- Predecessor: Mauger
- Noble family: Hauteville
- Spouses: Unnamed (1), Theodora (2)
- Issue: see below
- Father: Tancred
- Mother: Muriella

= Geoffrey of Hauteville, Count of the Capitanate =

Norman military leader and Noble

Geoffrey of Hauteville (died between 1059 and 1071) was a Norman military leader and Count of the Capitanate, son of Tancred of Hauteville by his first wife Muriella.

== Birth order ==
Goffredo Malaterra lists Geoffrey as Tancred's fourth son by Muriella. The Annales of Romuald Guarna, instead, show him as the second son. Orderic Vitalis, finally, records that Geoffrey was the one that inherited his father's possessions, suggesting that he was the oldest son. This looks like an error from Orderic's part, as it was Serlo, not Geoffrey, that stayed in Normandy and inherited Tancred's possessions. Orderic's record, however, could denote a possible last-minute change of plan, due to a murder that forced Serlo to flee to Brittany, making him unable to inherit his father's lands and making Geoffrey the next in line. If this is the case, then Geoffrey is indeed Tancred's second son by Muriella as recorded by Romuald Guarna.

== Life ==
Geoffrey arrived in Southern Italy around 1053, together with his half-brothers Mauger and William of the Principate. When Mauger died, his fiefs passed to William, who in turn gifted them to Geoffrey. In this way, Geoffrey became Count of the Capitanate.
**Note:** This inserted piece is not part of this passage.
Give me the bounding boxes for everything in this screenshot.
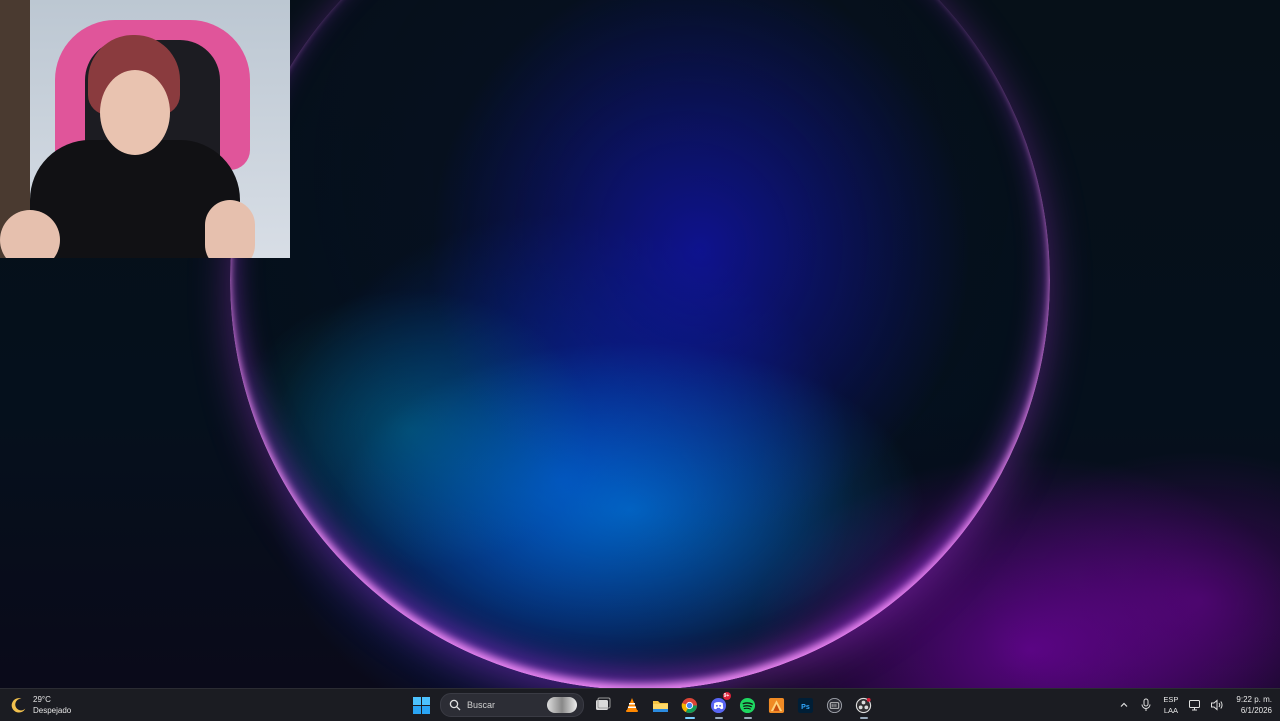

In 1059 Geoffrey asked his younger brother, Robert Guiscard, to help him suppress a rebellion that arose in the region of “Tetium” (in Abruzzi). Robert in turn asked their younger brother, Roger of Sicily, to also help them; together, Robert and Roger mobilized their armies and helped Geoffrey in capturing the fortress of Guilmi (Guillimacum). They succeeded and took as prisoner the commander of the fortress, a certain Walter, together with his sister. Walter's eyes were gauged out to prevent him from rebelling again.

Goffredo Malaterra records that after taking the fortress of Guilmi, Geoffrey died in battle near Chieti. The Breve Chronicon Northmannicum records that a “count Geoffrey” died in 1063. However, this information is not reliable as there were different counts named Geoffrey in that period, so we can't know for sure of which of these the chronicon is talking about. It is certain that Geoffrey of Hauteville died before 1071.

==Marriage and issue==

From a marriage that occurred in Normandy, Geoffrey had four sons:

- Robert I, Count of Loritello
- Ralph, Count of Catanzaro
- Drogo (nicknamed Tasso)
- William, from whom the Rosso (family) descends

In southern Italy, Geoffrey married a niece of Guaimar IV of Salerno (and daughter of Pandulf of Capaccio), named Theodora. This second marriage produced a son:

- Tancred.

Different sources also claim that from “Geoffrey, one of Tancred’s sons” descends the Guarna / Avarna family. However, Geoffrey's sons in these sources are described as Counts of Marsico. It is thus probable that the sources are mistaken when they talk about a son of Tancred, and that they're actually referring to Geoffrey, Count of Ragusa, and not this Geoffrey, as the ancestor of the Avarna family.

==Sources==
- Chalandon, Ferdinand. Histoire de la domination normande en Italie et en Sicile. Paris, 1907.
- Norwich, John Julius. The Normans in the South 1016-1130. Longmans: London, 1967.